In the tophat folder (generated by running tophat), there is a file called align_summary.txt. In the example below, it reports that out of 92923521 aligned pairs, 9.6% have multiple alignments, which means that there must be a way to generate a file containing only the uniquely aligned pairs (those that have only a single match as a pair). The accepted_hits.bam file, if I understand correctly, contains both, unique and multiple alignments pairs. Which command can I use to extract only the uniquely aligned pairs?
Also, if the junctions.bed file contains splice junctions which uniquely mapped based on alignments as well as multimappers, which command can I use to extract only the uniquely aligned? And since this is .bed rather than .bam format, is the pairing information utilized for determining the uniqueness of the splice junction read?
In the following 3 posts the code 255 (in both accepted_hits.bam and junctions.bed) is explained as either meaning that the mapping quality score is not available or that read has a single match in the reference: https://www.biostars.org/p/69773, https://biostar.usegalaxy.org/p/4077, https://www.biostars.org/p/16653 --- what is the final word on this? And if it means single match, does it refer to reads independently of pairing or also if as a pair the match is unique even if each read on its own could have more matches?
Another solution for accepted_hits.bam file is: samtools view -bq 1 file.bam > unique.bam, where unique reads = single read mapping at one best position, suggested in the following posts: https://www.biostars.org/p/56246/#56251 and http://seqanswers.com/forums/archive/index.php/t-6189.html --- here too, if as a pair the match is unique, even if each read on its own could have more matches, is it accepted as unique?

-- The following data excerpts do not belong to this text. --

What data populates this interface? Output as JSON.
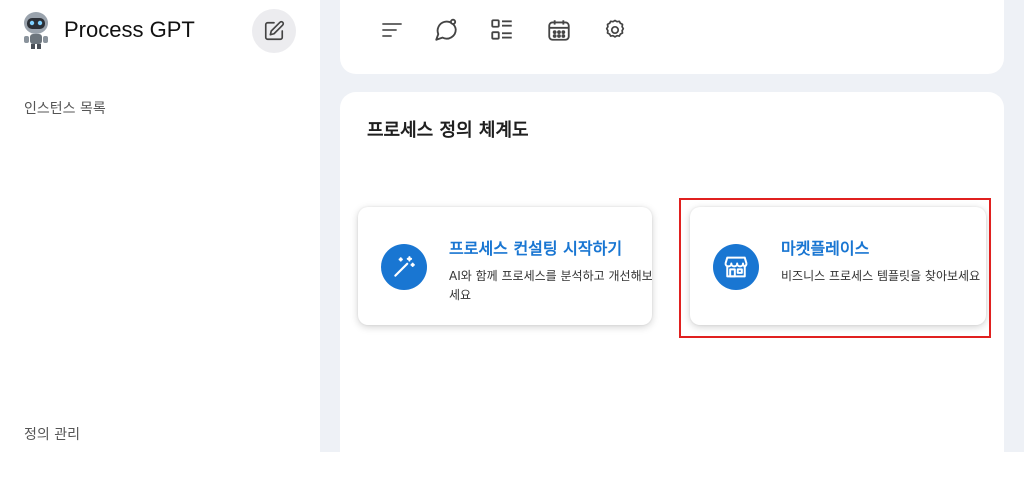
{
  "sidebar": {
    "brand_title": "Process GPT",
    "section_instances": "인스턴스 목록",
    "section_definitions": "정의 관리"
  },
  "toolbar": {
    "icons": [
      "menu-lines-icon",
      "chat-bubble-icon",
      "list-view-icon",
      "calendar-icon",
      "gear-icon"
    ]
  },
  "main": {
    "title": "프로세스 정의 체계도",
    "cards": [
      {
        "title": "프로세스 컨설팅 시작하기",
        "description": "AI와 함께 프로세스를 분석하고 개선해보세요",
        "icon": "magic-wand-icon"
      },
      {
        "title": "마켓플레이스",
        "description": "비즈니스 프로세스 템플릿을 찾아보세요",
        "icon": "storefront-icon"
      }
    ]
  },
  "colors": {
    "accent": "#1976d2",
    "highlight": "#e0201f",
    "background": "#eef1f6"
  }
}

Alternatively, the following two posts suggest that using -g/--max-multihits 1 when running tophat will generate accepted_hits.bam file with reads that have only a single match in the genome, though I do not know whether this command will also include reads which have only 1 match as a pair but not each on its own? https://www.biostars.org/p/56331 and http://seqanswers.com/forums/showthread.php?t=8548
I assume that for all of the above, for a single match in the reference the reads/pairs tophat alignment run need to be set to disallow any mismatches, because if allowed, then more would get multiple matches and get excluded. On the other hand, if read/pair has 0 matches, it is preferable to allow at least 1 mismatch. How could such combined approach be implemented? The following post discusses the thresholds for alignment quality and I wonder if this could be used along with other approaches, so that reads pairs that have no matches would be allowed to have one mismatch? https://www.biostars.org/p/101533/#101551 samtools view -b -q 10 foo.bam > foo.filtered.bam, where -q value represents the likelihood that an alignment is correct.
I do not have the expertise to evaluate all these approaches, and would appreciate advice. Thank you.
Mapped: 98314933 (76.2% of input)
of these: 11898655 (12.1%) have multiple alignments (9004 have >20)
Mapped: 95536410 (74.1% of input)
of these: 10769172 (11.3%) have multiple alignments (2289 have >20)
75.1% overall read alignment rate.
Aligned pairs: 92923521
of these: 8913959 ( 9.6%) have multiple alignments
and: 1899417 ( 2.0%) are discordant alignments
70.6% concordant pair alignment rate.